Pensó que estaría algún tiempo separado de Nene, y brotó en su pecho el deseo de verla en seguida, de tener un solo atisbo de ella a la luz de la luna de verano. Su naturaleza era tal que nada podía detenerle cuando se le había metido una idea en la cabeza. Tokichiro era un joven apasionado y las pasiones y deseos incontrolables que habitaban en su corazón le arrastraban a la casa de Nene. Entonces, como un delincuente juvenil que mira a hurtadillas a través de las ventanas iluminadas, Tokichiro echó una mirada furtiva a la casa desde el otro lado de la valla. Mataemon vivía en el distrito de los arqueros, y casi todas las personas que deambulaban por el barrio se conocían. Tokichiro percibía las pisadas de los transeúntes y le aterraba la posibilidad de que le descubrieran los padres de Nene. Este espectáculo de cobardía era risible. Si el mismo Tokichiro hubiera visto a alguien comportarse así, le habría despreciado. Pero en aquel momento no tenía tiempo para reflexionar en la dignidad o la reputación de un hombre.
Se habría dado por satisfecho con un simple atisbo a través de la valla del perfil de Nene y de lo que hacía aquella tarde. «Apuesto a que ya se ha bañado y ahora se está maquillando», pensó. ¿O tal vez estaría cenando con sus padres?

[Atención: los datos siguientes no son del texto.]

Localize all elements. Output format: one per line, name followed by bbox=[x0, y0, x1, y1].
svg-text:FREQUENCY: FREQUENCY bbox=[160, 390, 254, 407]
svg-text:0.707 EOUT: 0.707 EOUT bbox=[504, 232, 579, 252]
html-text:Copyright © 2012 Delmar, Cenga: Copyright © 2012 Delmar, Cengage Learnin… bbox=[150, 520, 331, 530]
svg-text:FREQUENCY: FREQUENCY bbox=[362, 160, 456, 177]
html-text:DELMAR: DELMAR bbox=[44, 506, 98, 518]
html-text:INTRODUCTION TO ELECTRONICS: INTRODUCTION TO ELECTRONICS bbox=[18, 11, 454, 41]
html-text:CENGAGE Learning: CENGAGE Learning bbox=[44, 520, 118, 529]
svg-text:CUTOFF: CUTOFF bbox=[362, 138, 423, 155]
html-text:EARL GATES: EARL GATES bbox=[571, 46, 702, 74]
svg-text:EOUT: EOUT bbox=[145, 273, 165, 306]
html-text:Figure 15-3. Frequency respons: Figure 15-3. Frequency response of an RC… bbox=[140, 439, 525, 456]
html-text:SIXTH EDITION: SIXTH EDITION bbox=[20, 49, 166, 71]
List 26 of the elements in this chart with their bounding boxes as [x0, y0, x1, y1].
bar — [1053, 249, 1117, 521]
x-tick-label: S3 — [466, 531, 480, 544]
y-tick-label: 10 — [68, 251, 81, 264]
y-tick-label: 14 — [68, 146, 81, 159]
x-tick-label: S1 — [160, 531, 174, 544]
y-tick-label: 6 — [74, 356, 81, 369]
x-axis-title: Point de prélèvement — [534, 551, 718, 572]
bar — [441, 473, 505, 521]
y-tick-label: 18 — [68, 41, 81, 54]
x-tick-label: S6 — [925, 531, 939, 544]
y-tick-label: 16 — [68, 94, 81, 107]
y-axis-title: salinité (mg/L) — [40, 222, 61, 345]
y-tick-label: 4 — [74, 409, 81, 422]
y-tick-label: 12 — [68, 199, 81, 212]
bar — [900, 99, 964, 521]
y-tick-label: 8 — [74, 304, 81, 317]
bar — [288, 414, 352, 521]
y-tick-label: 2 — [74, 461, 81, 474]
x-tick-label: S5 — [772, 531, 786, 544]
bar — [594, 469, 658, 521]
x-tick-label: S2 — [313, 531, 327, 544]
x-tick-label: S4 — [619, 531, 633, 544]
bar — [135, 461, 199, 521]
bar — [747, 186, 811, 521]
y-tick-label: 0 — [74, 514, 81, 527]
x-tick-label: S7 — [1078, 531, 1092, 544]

En tres ocasiones pasó por delante de la casa, tratando de parecer lo más inocente posible. Oscurecía ya y pasaba poca gente por la calle. Habría sido tremendamente embarazoso que alguien le llamara por su nombre cuando miraba a través de la valla. No, peor todavía, eso echaría por tierra las escasas posibilidades que tenía de casarse con Nene. Al fin y al cabo, su rival, Inuchiyo, se había retirado de la competición, y Mataemon había empezado a reconsiderar el asunto. Por el momento, Tokichiro debía dejar las cosas tal como estaban. Parecía como si Nene y su madre se hubieran decidido, pero el padre no pudiese llegar a una decisión tan fácilmente.